CST370 - Week 6 Reflection

 Week 6 Learning Recap

        Week 6 of CST370 revealed many clear-cut rules and hands-on navigation tools for the handful of data structures covered, including but not limited to: balanced binary search trees (AVL and 2-3 trees), heaps, and hash tables. In the fight to not feel overwhelmed amid the many moving pieces we deal with in CST370, I greatly appreciate how each structure from this week has a strict internal rule set with an accompanying specific algorithmic repair process when those rules are violated. In theory, that's how all algorithmic concepts should be, but I found working through the example problems to be more tactile and logical than I perhaps expected. This week proved to be a bit more like a Lego set and less abstract than some attempts have proven to be in prior modules. It could just be that the nearness of the next exam looms and needing to absorb the material sufficiently now for the exam is not lost on me. The heap and linear probe operations homework enforced that notion as well.
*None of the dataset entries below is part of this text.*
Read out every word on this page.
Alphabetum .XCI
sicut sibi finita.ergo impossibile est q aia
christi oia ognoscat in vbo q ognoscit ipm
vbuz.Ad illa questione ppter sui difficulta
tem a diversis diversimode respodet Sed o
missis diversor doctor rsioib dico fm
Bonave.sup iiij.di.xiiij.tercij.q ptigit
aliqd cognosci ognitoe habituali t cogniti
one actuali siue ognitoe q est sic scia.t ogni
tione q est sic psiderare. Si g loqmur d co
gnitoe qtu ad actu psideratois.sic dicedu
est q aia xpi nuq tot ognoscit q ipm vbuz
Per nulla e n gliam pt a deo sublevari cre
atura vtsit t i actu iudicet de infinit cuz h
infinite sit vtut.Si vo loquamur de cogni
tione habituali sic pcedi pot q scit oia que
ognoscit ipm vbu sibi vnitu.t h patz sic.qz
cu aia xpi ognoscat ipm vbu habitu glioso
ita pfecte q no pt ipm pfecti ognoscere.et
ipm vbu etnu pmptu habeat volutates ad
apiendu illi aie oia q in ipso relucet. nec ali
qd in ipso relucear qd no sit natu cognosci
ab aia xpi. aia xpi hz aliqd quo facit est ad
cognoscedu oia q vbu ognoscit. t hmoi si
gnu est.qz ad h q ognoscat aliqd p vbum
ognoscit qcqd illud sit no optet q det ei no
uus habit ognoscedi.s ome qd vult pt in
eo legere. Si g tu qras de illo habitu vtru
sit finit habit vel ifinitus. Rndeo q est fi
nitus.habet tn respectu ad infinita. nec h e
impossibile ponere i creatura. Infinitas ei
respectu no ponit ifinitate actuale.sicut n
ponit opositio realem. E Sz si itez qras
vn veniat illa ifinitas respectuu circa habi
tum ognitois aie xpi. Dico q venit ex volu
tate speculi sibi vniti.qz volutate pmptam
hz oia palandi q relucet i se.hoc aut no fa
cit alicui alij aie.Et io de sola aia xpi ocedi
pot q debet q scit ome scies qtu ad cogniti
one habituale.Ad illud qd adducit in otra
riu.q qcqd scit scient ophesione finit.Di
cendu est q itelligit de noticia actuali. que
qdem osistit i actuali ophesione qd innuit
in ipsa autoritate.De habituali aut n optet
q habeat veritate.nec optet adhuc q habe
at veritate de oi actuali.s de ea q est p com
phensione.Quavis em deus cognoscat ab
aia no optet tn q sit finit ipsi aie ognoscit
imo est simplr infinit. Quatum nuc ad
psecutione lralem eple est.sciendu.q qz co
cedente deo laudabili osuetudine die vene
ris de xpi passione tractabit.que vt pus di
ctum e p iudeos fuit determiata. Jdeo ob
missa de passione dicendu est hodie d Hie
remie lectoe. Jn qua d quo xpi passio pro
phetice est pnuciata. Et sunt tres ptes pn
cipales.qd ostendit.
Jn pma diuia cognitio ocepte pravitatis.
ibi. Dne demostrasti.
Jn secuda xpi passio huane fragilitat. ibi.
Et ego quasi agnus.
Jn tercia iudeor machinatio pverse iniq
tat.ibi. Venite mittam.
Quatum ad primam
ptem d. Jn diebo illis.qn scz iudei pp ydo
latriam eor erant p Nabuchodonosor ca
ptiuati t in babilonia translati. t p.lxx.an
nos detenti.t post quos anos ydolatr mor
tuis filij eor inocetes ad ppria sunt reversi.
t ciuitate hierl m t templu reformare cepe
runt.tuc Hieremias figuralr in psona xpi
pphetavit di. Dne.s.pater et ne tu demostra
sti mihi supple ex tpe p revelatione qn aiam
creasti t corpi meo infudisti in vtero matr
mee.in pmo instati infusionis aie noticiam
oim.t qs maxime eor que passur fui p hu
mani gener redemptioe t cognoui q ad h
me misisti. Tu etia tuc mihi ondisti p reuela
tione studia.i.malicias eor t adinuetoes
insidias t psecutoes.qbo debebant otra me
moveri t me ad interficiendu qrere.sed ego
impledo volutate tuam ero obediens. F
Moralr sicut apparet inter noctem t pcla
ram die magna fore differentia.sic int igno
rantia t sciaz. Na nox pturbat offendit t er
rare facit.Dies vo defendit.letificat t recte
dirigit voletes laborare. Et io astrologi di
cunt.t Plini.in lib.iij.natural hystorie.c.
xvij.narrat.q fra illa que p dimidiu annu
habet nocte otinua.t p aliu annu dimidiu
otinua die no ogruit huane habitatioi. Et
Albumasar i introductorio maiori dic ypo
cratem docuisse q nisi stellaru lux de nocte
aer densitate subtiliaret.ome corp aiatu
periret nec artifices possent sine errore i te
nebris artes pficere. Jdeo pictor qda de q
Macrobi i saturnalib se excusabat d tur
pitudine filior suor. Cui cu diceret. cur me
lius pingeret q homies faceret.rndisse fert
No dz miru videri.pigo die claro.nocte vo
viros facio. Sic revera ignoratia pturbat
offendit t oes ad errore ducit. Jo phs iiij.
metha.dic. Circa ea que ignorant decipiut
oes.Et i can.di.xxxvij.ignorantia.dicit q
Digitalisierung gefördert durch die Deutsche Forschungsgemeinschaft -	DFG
        Tools such as rotations in AVL trees, node splitting in 2-3 trees, the bottom-up heap construction algorithm, linear probing, and load factor all act as guardrails to keep each structure/resolution process within its respective required constraints. Heaps were a satisfying shift in perspective, array representation and the accompanying algorithm in the textbook was immediately clear. Unlike binary search trees, heaps do not enforce left-to-right ordering; instead, they adhere to parental dominance. Hash tables introduced a different kind of discipline--rather than structural rotations or swaps, resolving table problems depends on managing collisions and maintaining an acceptable load factor. Linear probing illustrates how simple arithmetic can preserve correctness, while rehashing demonstrated the importance of anticipating performance degradation before it heads for a crash. Although the prompt initially looked more daunting at first glance, hash table operations proved to be friendlier to me than heaps when it came to the homework assignments.